Le problème de rendre tout le monde acteur de l’information est l’abondance -voire même la surabondance- de celle-ci, qui pourtant ne signifie pas plus de richesse des données. Ainsi, sur internet, la production de l’information est marginale au regard de la reproduction de l’information : la prolifération de l’espace de l’information entraîne souvent un retraitement plus que la réelle production de celle-ci. Prétendant remédier à cela, des réseaux tels que Facebook ont fait évoluer les algorithmes qui régissent leurs fils d’actualités, non seulement au profit des publicités et autres publications sponsorisées (où l’auteur paie pour gagner en visibilité), mais surtout au détriment des pages dites non-certifiées et ne payant pas la plateforme. Peu à peu, la liberté d’expression qui semblait constitutive de Facebook s’éteint, et ce sans vraiment d’interdiction formelle, juste parce que les algorithmes décident pour les usagers de ce qu’ils doivent voir. Ainsi, le contrôle discrétionnaire des réseaux eux-mêmes crée une sorte de distorsion économique de l’information, qui s’aggrave de plus en plus avec l’augmentation des coûts de sponsorisation.
Réseaux sociaux, quand le net devient une drogue gratuite et accessible à tous… Image : Psychedelic Society

Vouloir changer le monde en usant de plateformes intrinsèquement liées à l’idéologie libérale

En dehors du fait que de nombreux scientifiques aient remarqué le danger de l’addiction aux réseaux sociaux, qui par la quantification de la valeur des individus et la quête permanente de validation sociale (via les likes) provoquent chez certains utilisateurs des comportements proches de ceux de personnes droguées, les réseaux sociaux sont loin d’être des outils réellement subversifs vis-à-vis de l’hégémonie culturelle du capitalisme. En effet, actuellement, ceux-ci sont principalement développés dans le but de maintenir l’utilisateur à « scroller » (faire défiler son fil d’actualité) le plus longtemps possible sur les plateformes en l’abreuvant de « shitpost », afin de lui faire visualiser un maximum de publicités, ce qui ajoute donc l’effet pervers d’être extrêmement chronophages à ces plateformes.

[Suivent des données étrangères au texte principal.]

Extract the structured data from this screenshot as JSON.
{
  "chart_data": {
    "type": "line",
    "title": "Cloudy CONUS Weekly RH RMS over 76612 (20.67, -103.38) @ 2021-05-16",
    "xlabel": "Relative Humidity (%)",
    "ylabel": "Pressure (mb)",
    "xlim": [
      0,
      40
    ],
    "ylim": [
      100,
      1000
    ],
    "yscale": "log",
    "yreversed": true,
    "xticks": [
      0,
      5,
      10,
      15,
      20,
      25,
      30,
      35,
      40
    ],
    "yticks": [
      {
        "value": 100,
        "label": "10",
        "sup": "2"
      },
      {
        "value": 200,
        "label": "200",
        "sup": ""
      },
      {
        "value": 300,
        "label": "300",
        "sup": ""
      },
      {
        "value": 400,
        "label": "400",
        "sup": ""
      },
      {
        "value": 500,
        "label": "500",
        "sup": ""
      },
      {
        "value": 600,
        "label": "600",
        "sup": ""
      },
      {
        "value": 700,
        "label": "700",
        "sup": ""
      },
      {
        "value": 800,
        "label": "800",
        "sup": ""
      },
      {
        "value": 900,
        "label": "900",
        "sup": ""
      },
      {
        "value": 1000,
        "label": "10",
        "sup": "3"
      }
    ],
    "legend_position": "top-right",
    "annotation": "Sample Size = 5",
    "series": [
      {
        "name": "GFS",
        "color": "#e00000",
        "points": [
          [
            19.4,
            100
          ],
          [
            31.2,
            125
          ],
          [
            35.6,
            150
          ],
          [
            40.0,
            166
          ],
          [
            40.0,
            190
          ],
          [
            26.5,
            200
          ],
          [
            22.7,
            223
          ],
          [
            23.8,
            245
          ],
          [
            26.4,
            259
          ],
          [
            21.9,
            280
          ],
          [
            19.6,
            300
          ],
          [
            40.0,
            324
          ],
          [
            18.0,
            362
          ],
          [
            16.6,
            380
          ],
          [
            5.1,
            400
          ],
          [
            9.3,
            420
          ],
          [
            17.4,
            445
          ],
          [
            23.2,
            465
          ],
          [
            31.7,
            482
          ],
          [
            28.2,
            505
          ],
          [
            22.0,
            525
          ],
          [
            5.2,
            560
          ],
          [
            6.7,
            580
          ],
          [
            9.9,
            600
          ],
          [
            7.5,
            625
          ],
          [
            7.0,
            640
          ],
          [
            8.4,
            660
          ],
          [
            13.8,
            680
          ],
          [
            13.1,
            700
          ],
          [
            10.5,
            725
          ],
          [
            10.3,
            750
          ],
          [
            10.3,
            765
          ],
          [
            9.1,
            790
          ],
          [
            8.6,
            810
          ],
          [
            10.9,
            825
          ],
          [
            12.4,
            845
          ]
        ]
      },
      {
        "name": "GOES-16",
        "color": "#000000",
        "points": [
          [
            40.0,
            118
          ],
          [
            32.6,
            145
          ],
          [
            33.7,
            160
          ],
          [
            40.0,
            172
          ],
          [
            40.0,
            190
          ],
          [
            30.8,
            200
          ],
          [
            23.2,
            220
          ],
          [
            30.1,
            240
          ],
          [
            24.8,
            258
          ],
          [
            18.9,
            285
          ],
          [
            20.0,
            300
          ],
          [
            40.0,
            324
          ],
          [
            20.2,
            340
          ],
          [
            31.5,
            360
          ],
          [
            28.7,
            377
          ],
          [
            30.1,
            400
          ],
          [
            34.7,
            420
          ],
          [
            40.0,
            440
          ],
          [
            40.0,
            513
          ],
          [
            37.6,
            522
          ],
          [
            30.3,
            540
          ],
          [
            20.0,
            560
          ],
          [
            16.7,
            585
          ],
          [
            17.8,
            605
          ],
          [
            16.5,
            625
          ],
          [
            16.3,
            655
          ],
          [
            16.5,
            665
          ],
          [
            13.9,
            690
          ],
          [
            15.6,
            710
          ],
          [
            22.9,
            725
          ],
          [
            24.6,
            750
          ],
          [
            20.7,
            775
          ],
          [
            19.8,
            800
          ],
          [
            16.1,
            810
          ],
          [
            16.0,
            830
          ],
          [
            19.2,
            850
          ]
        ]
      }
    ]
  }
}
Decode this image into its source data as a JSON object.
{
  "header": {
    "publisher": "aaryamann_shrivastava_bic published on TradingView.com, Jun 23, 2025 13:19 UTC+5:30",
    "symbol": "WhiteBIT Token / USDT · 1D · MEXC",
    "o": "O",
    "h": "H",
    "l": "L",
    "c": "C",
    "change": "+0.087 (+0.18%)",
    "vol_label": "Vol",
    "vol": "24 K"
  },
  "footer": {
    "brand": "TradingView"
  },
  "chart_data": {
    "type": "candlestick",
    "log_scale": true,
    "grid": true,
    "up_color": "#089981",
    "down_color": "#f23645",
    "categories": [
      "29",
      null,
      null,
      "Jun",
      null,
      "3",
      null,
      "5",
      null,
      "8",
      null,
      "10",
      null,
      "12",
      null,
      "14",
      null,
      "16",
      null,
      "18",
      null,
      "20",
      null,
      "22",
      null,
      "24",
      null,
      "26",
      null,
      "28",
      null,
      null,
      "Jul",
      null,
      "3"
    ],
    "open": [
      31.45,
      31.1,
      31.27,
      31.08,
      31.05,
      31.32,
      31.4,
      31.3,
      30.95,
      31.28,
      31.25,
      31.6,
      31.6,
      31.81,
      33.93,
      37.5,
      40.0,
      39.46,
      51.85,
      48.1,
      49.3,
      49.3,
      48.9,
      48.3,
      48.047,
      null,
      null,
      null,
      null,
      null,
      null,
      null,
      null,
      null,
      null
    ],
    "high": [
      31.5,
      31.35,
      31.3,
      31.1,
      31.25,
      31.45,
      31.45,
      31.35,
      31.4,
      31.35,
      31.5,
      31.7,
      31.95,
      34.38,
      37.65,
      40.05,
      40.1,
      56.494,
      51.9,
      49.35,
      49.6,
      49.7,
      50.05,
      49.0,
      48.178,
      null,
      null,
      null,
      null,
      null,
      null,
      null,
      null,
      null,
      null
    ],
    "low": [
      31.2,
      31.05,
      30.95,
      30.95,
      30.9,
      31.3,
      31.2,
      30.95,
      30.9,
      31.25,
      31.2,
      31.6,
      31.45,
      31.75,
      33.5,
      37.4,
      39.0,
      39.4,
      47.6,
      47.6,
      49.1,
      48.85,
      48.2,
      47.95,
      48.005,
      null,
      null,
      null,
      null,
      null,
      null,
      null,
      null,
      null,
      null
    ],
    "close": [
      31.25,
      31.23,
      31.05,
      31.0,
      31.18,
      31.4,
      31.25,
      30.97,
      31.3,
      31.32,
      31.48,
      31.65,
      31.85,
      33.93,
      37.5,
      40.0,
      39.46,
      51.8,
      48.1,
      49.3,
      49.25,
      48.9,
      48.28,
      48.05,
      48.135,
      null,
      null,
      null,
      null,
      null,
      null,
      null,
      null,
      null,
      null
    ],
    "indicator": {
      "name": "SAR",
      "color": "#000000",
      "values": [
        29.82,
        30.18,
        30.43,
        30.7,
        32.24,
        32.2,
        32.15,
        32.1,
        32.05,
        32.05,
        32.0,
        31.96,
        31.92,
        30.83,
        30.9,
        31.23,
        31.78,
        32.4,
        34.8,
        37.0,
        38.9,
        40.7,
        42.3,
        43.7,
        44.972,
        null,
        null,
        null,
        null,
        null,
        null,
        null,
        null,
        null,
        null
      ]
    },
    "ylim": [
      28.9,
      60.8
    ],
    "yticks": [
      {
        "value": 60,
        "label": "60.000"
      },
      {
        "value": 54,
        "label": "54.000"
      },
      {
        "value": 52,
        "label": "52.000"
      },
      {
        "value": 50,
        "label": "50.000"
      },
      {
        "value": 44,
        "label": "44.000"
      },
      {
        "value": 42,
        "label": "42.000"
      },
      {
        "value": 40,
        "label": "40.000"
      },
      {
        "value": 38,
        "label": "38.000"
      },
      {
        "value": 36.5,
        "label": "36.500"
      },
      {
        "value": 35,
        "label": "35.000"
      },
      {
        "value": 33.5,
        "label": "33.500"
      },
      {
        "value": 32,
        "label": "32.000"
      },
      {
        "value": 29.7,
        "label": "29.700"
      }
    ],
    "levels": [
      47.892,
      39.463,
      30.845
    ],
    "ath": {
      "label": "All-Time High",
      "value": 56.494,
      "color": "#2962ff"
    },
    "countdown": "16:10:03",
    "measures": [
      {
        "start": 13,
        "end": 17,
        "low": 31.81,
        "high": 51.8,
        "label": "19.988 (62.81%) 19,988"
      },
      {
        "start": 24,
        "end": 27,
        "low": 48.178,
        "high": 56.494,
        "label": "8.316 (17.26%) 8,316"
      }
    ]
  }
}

Et si tout de même militantisme dans ce contexte il y a, il convient d’en relativiser l’action. En effet, celle-ci se fait alors sans responsabilité concrète ni risque physique, et ne demande pas de véritable investissement à son auteur, puisque celui-ci serait sinon occupé à  « scroller » (c’est à dire ne rien faire de particulier) sur ce même réseau par simple habitude. Les réseaux sociaux contribuent donc au développement de nouvelles formes d’engagement politique, plus faciles et moins coûteuses, mais aussi bien moins inquiétantes pour le pouvoir politique en place… Comment construire des mouvements sociaux solides alors que rien qu’au sein d’une même classe, les camarades n’échangent plus entre eux et se contentent de donner leurs avis sur Twitter ? S’il n’est pas trop tard, à défaut d’une déconnexion globale, cela devra sûrement passer par une réinvention du lien social humain dont nous prive progressivement toutes ces plateformes. À chacun de définir quel usage rationnel des réseaux sociaux peut être fait, afin de ne pas oublier d’éteindre régulièrement nos téléphones pour ouvrir nos cœurs.